Anacronismi europei: la doppia sede del Parlamento.

Da quando ci dicevano (Berlusconi) che i ristoranti erano pieni ne è passato di tempo. La crisi economica mondiale è andata inasprendosi sempre di più. A pagarne le maggiori spese, come sempre, i paesi più deboli come il nostro. In questo clima, come è solito fare, si cerca di trovare l’origine di tutti i mali. E si sa, è molto più semplice cercarla e trovarla il più lontano possibile da noi stessi.

Molti, i più, puntano il dito contro l’Europa. Ovunque, nei paesi “più deboli” si intende, fioriscono partiti anti Europa ed anti euro (i vari Grillo e simili). Altri, come Renzi, propongono di cambiare le regole dell’Unione dall’interno, senza sabotare quanto di buono essa rappresenta. L’occasione per provare a cambiare qualcosa è provare a vincere le elezioni per il rinnovamento del Parlamento europeo che si terranno il 25 maggio.

Ma cosa andrebbe esattamente cambiato? La risposta è tutt’altro che di semplice risposta. La complessità dell’UE è testimoniata dalla durata dei processi che ne hanno portato alla formazione. Per certo si potrebbe iniziare dalla diminuzione degli sprechi. Il più evidente è quello che ci costa circa 180 milioni di euro all’anno che, in un momento nel quale 80 euro al mese, dicono (Renzi e renziani), possono rimettere in moto l’economia di un paese come l’Italia, non sono affatto pochi.

Tutti, o quasi, sappiamo che il Parlamento europeo ha doppia sede, una a Bruxelles e l’altra a Strasburgo. A queste due se ne aggiunge una terza, Lussemburgo, dove ha sede il Segretariato Generale. Strasburgo è il simbolo della riconciliazione franco-tedesca ed è stata scelta nel 1951 come sede della Assemblea Parlamentare della CECA. Le istituzioni della CECA avrebbero dovuto avere sede a Bruxelles, ma il compromesso tra i paesi fondatori portò a questa soluzione. Nasceva così, dopo i Trattati di Roma del 1958, l’Assemblea Parlamentare Europea con sede nella città alsaziana. Più tardi l’assemblea venne rinominata “Parlamento Europeo” e con l’accordo di Edimburgo venne stabilito che nella sede di Strasburgo si sarebbero dovute svolgere 12 sessioni plenarie all’anno. Decisione confermata nel 1999 dal Trattato di Amsterdam.

Ebbene, questa dispersione geografica del PE ci costa ogni anno una cifra compresa tra i 156 ed i 204 milioni di euro.I 435 km che separano le due città vengono percorsi da circa 5000 persone tra deputati, assistenti e personale amministrativo.
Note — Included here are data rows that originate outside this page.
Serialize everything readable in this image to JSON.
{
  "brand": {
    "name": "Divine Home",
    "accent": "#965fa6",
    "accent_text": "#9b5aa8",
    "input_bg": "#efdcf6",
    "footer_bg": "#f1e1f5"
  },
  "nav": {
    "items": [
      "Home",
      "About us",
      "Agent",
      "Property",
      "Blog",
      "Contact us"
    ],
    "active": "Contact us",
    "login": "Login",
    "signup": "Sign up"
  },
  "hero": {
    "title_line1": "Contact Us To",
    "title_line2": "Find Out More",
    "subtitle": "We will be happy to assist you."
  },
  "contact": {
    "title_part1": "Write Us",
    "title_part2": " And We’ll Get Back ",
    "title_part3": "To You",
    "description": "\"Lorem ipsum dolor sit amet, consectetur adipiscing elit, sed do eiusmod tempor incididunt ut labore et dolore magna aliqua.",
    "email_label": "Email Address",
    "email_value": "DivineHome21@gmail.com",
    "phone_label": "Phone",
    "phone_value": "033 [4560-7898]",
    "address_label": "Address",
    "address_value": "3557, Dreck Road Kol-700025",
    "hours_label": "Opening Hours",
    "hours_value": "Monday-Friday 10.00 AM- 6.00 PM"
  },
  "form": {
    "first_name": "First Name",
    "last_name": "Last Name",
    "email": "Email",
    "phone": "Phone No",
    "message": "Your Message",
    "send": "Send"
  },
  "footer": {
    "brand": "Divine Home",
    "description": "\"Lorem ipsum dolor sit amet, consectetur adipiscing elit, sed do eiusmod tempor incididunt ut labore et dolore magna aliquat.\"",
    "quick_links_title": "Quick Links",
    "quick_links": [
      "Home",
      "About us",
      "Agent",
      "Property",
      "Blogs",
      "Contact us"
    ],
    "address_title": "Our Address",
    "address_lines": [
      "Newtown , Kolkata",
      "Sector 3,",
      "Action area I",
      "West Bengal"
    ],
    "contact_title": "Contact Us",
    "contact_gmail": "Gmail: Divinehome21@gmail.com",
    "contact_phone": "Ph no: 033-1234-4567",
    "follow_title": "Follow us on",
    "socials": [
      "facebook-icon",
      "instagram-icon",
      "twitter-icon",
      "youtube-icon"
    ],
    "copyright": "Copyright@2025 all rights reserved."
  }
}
I 766 deputati del PE e i 160 funzionari della Commissione hanno doppio ufficio, uno per ogni sede. Alcuni, 150, ne hanno addirittura un terzo in Lussemburgo. A tutto questo va aggiunto che le spese di riscaldamento e manutenzione della sede di Strasburgo sono annuali, ma la sede è utilizzata solo per 42 giorni.

Uno spreco di denaro che non fa sicuramente ridere. Potrebbe far ridere, o quantomeno sorridere, un rito di trasporto ai limiti del ridicolo che coinvolge ogni mese otto tir carichi di scatoloni e faldoni vari che  appare abbastanza anacronistico. Uno spreco difronte al quale tutti, o quasi, si indignano. Uno spreco difronte al quale le istituzioni, Il Consiglio dell’UE su tutte, sembrano rimanere indifferenti. Appare difficile superare soprattutto l’ostracismo della Francia, legata com’è alla sede di Strasburgo e a ciò che essa rappresenta. La decisione spetterebbe proprio al Consiglio Europeo che però delibera all’unanimità. Situazione quindi destinata a perdurare almeno fino a quando al romanticismo non subentrerà il buon senso. Almeno fino a quando si smetterà di guardare al passato e si inizierà a pensare al futuro. Ma basterebbe anche soltanto essere presenti nel presente. Nel drammatico presente.